THE harder you work, the luckier you get. That’s my motto.
If you think you’re famous, you’re probably not. Fame is fickle! Plus it doesn’t really exist in Ireland in its true form. There’s probably about five famous people in the country if we’re really honest. You know, like bodyguard famous.
The best thing about doing live TV is the instant gratification. If you have a good day at work, you see the results at 6pm. Plus my folks get to see what I got up to that day, and not many people can say that.
My trickiest on-air moment so far was asking Nicolas Cage about his Catholic upbringing. He cut me off right away and I thought he’d ended our filming. He allowed us to carry on, though. Me, I went purple and sweated my way through the rest of the interview.
You don’t need a lot of time to decompress after talking about Cheryl Cole’s hair for the afternoon. Our work is fast-paced, but it’s lighthearted. I’m very good at switching off. Probably too good. Once I hang up the mic and take off the heels, I’m ready to plan my night.
If I could change one thing in our society — I’d bring in a three-day weekend.
The most important trait for a TV presenter is warmth. You mightn’t notice it when it’s there, but when it’s not, you know all about it.
My earliest memory is the taste of drinking tea out of my bottle. We started on the Lyons very young in our household.
I believe in God. I’m not so good at going to Mass these days but I do try and say a prayer at night. Usually a quick “thank you”.
My first paid job was working as a receptionist in my Dad’s traditional barbershop, Knights of the Green. Growing up I wanted to be a coffee shop owner, run a clothes shop or have a corner shop.
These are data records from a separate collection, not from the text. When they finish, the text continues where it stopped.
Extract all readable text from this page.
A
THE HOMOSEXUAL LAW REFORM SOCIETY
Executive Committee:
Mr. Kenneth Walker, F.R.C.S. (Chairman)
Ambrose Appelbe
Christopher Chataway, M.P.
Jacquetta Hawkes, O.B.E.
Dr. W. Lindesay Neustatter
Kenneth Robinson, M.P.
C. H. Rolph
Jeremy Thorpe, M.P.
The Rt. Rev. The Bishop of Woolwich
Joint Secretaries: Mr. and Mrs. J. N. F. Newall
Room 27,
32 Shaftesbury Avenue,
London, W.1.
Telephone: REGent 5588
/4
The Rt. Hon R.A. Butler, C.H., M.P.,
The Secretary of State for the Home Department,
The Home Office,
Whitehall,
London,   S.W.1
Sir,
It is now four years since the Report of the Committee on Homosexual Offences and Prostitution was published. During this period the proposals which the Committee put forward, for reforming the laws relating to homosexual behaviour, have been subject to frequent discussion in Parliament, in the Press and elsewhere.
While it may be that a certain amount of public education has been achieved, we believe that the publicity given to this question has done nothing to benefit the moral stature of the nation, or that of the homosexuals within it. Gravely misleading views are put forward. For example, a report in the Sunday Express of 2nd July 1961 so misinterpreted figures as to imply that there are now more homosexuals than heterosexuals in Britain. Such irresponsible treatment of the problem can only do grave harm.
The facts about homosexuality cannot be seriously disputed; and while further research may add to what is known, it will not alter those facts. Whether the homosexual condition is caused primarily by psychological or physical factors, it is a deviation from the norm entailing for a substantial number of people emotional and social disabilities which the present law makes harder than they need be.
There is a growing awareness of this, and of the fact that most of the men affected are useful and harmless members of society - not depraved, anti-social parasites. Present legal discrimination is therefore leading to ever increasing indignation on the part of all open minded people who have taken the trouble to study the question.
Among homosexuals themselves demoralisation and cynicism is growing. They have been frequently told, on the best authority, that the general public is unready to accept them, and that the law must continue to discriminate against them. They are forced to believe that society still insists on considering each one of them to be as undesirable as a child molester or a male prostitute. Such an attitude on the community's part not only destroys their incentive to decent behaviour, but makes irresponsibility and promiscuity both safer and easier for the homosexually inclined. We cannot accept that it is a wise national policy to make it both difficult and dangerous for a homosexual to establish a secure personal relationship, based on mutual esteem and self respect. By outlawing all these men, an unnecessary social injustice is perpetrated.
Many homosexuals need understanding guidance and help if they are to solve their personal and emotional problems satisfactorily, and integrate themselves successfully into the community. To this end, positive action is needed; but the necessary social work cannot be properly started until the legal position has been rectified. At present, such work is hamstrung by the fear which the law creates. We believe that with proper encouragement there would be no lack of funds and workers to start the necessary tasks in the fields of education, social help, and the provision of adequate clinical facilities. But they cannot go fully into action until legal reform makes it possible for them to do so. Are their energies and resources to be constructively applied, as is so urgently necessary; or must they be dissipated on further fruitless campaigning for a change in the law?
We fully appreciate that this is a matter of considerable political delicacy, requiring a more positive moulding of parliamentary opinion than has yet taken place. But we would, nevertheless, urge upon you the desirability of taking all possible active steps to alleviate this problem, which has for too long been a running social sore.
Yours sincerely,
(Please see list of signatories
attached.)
I tear up very easily. The last time I cried was yesterday. At something on the TV.
Best day at work was meeting the cast of Sex and the City. They were even better in real life than I’d imagined.
I enjoy being a public figure but even that sentence makes me cringe. It’s great that the job allows you access to people and places that you read about in magazines, but it’s a bit surreal if someone recognises me. Especially for my family.
If you’re considering a career in presenting you should learn as much as possible about what goes on behind the camera first. That will make you a better broadcaster. My three years as a researcher on Ireland AM was basically like college for me.
I’m health conscious but only in theory. And only really on Mondays. I eat well at the start of a week, but then the carbs and fried food find me as the weekend nears.
If I won the lotto I’d pay off my mortgage, buy a house in Dalkey, bribe my producer to give me three months off, then go on a mammoth holiday, starting in South Africa, and ending in Las Vegas.
The best beauty secrets are the simple ones. Drink lots of water and sleep as much as you can.
Kate Middleton gets my vote for world’s most stylish. I just covered the royal wedding. She’s rocking it at the moment, and she’s only going to get better.
The best advice I’ve been given is to keep smiling. No matter how badly something is going, if you look like you’re having the time of your life, people think you’re just about getting away with it.
I don’t think the Irish appetite for celebrity will dwindle due to the recession. We need the escapism offered by celebrity stories.
I’d love to be as funny as Ellen De Generes. And I wish I could incorporate a daily dance routine like hers into my time on Xposé.
Karen Koster is the main anchor for the primetime entertainment news show, Xposé, broadcast on TV3, every weekday evening.